Treatment of Refractory Angina Pectoris by Shock Wave Therapy

The recruitment status of this study is unknown because the information has not been verified recently.
Verified October 2008 by Universal Research Group.
Recruitment status was  Active, not recruiting
Sponsor:
Collaborator:
UNIQUIP INTERNATIONAL, Pakistan
Information provided by:
Universal Research Group
ClinicalTrials.gov Identifier:
NCT00776568
First received: October 20, 2008
Last updated: NA
Last verified: October 2008
History: No changes posted
  Purpose

The purpose of this study is to determine that extracorporeal shock wave therapy (ESWT) is safe and effective for the treatment of refractory angina pectoris.


Condition Intervention Phase
Angina Pectoris
Procedure: Extra-corporeal shockwave
Drug: Anti-hypertensive drugs
Phase 3

Study Type: Interventional
Study Design: Allocation: Randomized
Endpoint Classification: Safety/Efficacy Study
Intervention Model: Parallel Assignment
Masking: Open Label
Primary Purpose: Treatment
Official Title: Extracorporeal Shock Wave Therapy (ESWT) for the Treatment of Refractory Angina Pectoris

Resource links provided by NLM:


Further study details as provided by Universal Research Group:

Primary Outcome Measures:
  • Alleviation of anginal symptoms [ Time Frame: 06 months ] [ Designated as safety issue: Yes ]

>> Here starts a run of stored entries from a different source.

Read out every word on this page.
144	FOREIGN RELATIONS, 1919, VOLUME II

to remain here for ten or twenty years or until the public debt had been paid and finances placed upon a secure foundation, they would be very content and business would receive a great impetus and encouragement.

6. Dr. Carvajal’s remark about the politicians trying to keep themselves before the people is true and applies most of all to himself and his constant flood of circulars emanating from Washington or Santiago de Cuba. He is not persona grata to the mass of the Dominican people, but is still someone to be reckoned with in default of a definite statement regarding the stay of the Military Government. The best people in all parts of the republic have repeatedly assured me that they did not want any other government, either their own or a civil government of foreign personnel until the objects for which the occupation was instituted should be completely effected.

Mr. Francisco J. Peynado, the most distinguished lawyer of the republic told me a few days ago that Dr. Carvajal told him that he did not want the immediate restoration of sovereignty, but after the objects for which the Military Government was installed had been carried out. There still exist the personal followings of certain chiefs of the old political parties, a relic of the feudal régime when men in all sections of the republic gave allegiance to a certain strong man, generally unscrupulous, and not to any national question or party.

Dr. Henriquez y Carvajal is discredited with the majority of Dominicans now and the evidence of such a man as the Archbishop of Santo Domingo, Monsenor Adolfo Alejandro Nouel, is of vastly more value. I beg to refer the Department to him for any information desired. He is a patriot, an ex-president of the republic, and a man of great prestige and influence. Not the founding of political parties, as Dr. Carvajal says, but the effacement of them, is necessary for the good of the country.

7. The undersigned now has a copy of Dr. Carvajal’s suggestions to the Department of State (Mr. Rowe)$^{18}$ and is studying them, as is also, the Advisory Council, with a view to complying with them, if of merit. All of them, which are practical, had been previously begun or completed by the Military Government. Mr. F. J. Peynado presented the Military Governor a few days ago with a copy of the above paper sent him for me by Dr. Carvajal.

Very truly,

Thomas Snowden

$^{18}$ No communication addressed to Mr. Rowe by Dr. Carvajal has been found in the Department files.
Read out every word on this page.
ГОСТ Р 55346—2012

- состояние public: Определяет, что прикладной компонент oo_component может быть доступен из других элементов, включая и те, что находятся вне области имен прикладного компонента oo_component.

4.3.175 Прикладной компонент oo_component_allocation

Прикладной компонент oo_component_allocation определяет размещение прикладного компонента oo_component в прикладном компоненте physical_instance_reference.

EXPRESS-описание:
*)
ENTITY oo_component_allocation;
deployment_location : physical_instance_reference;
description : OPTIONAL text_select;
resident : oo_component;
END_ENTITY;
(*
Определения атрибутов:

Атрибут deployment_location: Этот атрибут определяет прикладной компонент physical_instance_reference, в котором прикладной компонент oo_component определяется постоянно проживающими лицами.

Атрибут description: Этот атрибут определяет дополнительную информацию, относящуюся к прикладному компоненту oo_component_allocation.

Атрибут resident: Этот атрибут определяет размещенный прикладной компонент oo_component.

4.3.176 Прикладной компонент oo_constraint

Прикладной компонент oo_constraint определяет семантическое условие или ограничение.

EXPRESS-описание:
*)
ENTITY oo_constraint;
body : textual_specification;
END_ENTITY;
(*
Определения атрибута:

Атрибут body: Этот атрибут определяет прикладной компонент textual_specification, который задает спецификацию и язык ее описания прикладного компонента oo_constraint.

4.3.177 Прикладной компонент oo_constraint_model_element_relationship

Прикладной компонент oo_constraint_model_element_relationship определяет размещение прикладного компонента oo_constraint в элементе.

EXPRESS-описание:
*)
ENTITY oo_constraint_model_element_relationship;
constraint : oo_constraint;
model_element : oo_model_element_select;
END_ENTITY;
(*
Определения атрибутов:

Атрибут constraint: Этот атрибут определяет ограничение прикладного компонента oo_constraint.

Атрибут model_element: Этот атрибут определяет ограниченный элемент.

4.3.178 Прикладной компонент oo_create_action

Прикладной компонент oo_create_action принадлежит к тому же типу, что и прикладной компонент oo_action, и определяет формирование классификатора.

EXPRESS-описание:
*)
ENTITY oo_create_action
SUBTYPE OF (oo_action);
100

Secondary Outcome Measures:
  • The change in SPECT in perfusion from baseline to 6 months post-baseline (17 segments model [ Time Frame: 6 months ] [ Designated as safety issue: Yes ]

Enrollment: 60
Study Start Date: February 2008
Estimated Primary Completion Date: August 2009 (Final data collection date for primary outcome measure)
Arms Assigned Interventions
Active Comparator: 2 Drug: Anti-hypertensive drugs
ACE inhibitors, Ca channel blockers, Beta blockers, Diuretics, Cholesterol lowering agents and/or other drugs used alone or in combination, as prescribed.
Experimental: 1 Procedure: Extra-corporeal shockwave
Low intensity shock waves are applied as 300 shocks per visit for 09 visits. The treatment visit is carried at week 1, 5 and 9.

Detailed Description:

Patients with advanced CAD frequently have limited symptoms with recurrent angina, angina at low work thresholds, breathlessness, and other debilitating conditions. These patients have often been through several "re-do" coronary bypass procedures and multiple percutaneous coronary interventions.

Surgical and interventional options for these patients typically have been exhausted or will result in only partial revascularization. Therefore, therapy remains limited to the use of multiple anti-anginal medications, reduced activity, exertion, and stress level, and significant alteration and limitation of lifestyle.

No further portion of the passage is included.